The Polarization of Political Opinions and The CEDA
The need for unity was the constant theme of the campaign fought by the CEDA and the election was presented as a confrontation of ideas, not of personalities. The electors' choice was simple: they voted for redemption or revolution and they voted for Christianity or Communism. The fortunes of Republican Spain, according to one of its posters had been decided by 'immorality and anarchy'. Catholics who continued to proclaim their republicanism were moved into the revolutionary camp and many speeches argued that the Catholic republican option had become totally illegitimate. 'A good Catholic may not vote for the Conservative Republican party' declared a Gaceta Regional editorial and the impression was given that Conservative Republicans, far from being Catholics, were in fact anti-religious. In this all-round attack on the political centre, the mobilization of women also became a major electoral tactic of the Catholic right. The Asociación Feminina de Educación had been formed in October 1931. As the 1933 general election approached women were warned that unless they voted correctly communism would come " which will tear your children from your arms, your parish church will be destroyed, the husband you love will flee from your side authorized by the divorce law, anarchy will come to the countryside, hunger and misery to your home." AFEC orators and organisers urged women to vote 'For God and for Spain!' Mirroring the female qualities emphasized by AFEC the CEDA's self-styled seccíon de defensa brought young male activists to the fore. In one incident in the last week of the campaign, in Guijuelo the efforts of a group of left wing sympathisers to prevent people entering the bullring, where José María Lamamié de Clairac was speaking, led to a running battle with CEDA's sección de defensa. Later stopped and searched they were found to be carrying a quantity of pizzle whips - (whips made from the dried penises of bulls) - taken along to 'fend off the violence which had been promised.' It was one example of the polarisation of political opinions which had occurred in the province of Salamanca, Robles's province, since the early days of the Republic. This new CEDA squad was also very much in evidence on election day itself, when its members patrolled the streets and polling stations in the provincial capital, supposedly to prevent the left from tampering with the ballot boxes.

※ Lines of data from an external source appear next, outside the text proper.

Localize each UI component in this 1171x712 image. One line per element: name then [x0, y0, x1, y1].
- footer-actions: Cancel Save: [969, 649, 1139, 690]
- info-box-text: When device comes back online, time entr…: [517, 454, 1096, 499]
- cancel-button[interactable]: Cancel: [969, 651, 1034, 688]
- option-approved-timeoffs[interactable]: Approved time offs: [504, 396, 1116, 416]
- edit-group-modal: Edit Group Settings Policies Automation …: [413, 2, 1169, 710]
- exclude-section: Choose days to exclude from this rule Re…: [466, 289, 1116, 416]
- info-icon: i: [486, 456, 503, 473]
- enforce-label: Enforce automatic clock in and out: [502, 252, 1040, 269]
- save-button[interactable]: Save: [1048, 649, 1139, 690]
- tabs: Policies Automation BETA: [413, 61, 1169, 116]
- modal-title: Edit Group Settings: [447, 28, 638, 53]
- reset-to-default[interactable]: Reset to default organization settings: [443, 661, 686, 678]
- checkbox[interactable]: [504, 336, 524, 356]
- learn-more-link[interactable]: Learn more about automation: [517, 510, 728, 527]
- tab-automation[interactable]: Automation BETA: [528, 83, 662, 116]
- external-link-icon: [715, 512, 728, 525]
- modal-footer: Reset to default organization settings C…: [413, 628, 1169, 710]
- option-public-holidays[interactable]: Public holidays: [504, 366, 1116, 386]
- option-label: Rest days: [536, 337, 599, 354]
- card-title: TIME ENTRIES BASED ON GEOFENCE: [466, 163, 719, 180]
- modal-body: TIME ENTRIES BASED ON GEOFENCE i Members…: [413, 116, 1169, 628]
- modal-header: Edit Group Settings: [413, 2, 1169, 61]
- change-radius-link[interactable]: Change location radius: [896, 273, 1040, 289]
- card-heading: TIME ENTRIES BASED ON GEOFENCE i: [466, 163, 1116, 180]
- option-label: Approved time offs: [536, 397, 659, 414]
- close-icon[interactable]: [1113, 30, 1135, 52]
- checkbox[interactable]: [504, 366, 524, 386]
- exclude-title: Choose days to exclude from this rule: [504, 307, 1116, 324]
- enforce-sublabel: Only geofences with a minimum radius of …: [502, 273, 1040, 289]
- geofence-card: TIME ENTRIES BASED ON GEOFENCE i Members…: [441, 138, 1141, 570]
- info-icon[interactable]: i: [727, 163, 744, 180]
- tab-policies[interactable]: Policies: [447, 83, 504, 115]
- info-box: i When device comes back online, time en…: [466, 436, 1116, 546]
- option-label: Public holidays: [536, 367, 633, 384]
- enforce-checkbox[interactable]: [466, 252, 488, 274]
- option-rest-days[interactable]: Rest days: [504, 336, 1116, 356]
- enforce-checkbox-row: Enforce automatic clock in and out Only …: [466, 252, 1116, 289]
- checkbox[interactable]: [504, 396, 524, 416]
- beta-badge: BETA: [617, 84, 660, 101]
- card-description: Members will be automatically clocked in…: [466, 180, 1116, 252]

In the 1933 elections, the CEDA won the most seats in the Cortes.The CEDA had won a plurality of seats; however, these were not enough to form a majority, but then President Niceto Alcalá-Zamora declined to invite the leader of the CEDA, Gil Robles, to form a government and instead invited the Radical Republican Party's Alejandro Lerroux to do so. CEDA supported the centrist government led by Lerroux; it later demanded and, on October 1, 1934, received three ministerial positions. They suspended most of the reforms of the previous Manuel Azaña government, provoking an armed miners' rebellion in Asturias on October 6, and an autonomist rebellion in Catalonia—both rebellions were suppressed (Asturias rebellion by young General Francisco Franco), being followed by mass political arrests and trials. CEDA continued to mimic the German Nazi Party, Robles staging a rally in March 1934, to shouts of "Jefe" ("Chief", after the Italian "Duce" used in support of Mussolini). Robles used anti-strike law to pick union leaders off one by one, and attempted to undermine the republican government of the Esquerra in Catalonia, who attempted to continue the republic's previous reforms. Using the title jefe, the JAP created an intense and often disturbing cult around the figure of Gil Robles. Robles himself had returned from Nuremberg in 1933 and spoken of its " youthful enthusiasm, steeped in optimism, so different to the desolate and enervating scepticism of our defeatists and intellectuals."
The Juventudes de Acción Popular, the youth wing within the CEDA, " soon developed its own character. The JAP emphasized sporting and political activity. It had its own fortnightly paper, the first issue of which proclaimed : 'We want a new state.' The JAP's distaste for the principles of universal suffrage was such that internal decisions were never voted upon. As the thirteenth point of the JAP put it : 'Anti-parliamentarianism. Anti-dictatorship. The people participating in Government in an organic manner, not by degenerate democracy.' The line between Christian corporatism and fascist statism became very thin indeed. The fascist tendencies of the JAP were vividly demonstrated in the series of rallies held by the CEDA youth movement during the course of 1934.
On 26 September, the CEDA announced it would no longer support the RRP's minority government; it was replaced by a RRP cabinet, led by Lerroux once more, that included three members of the CEDA.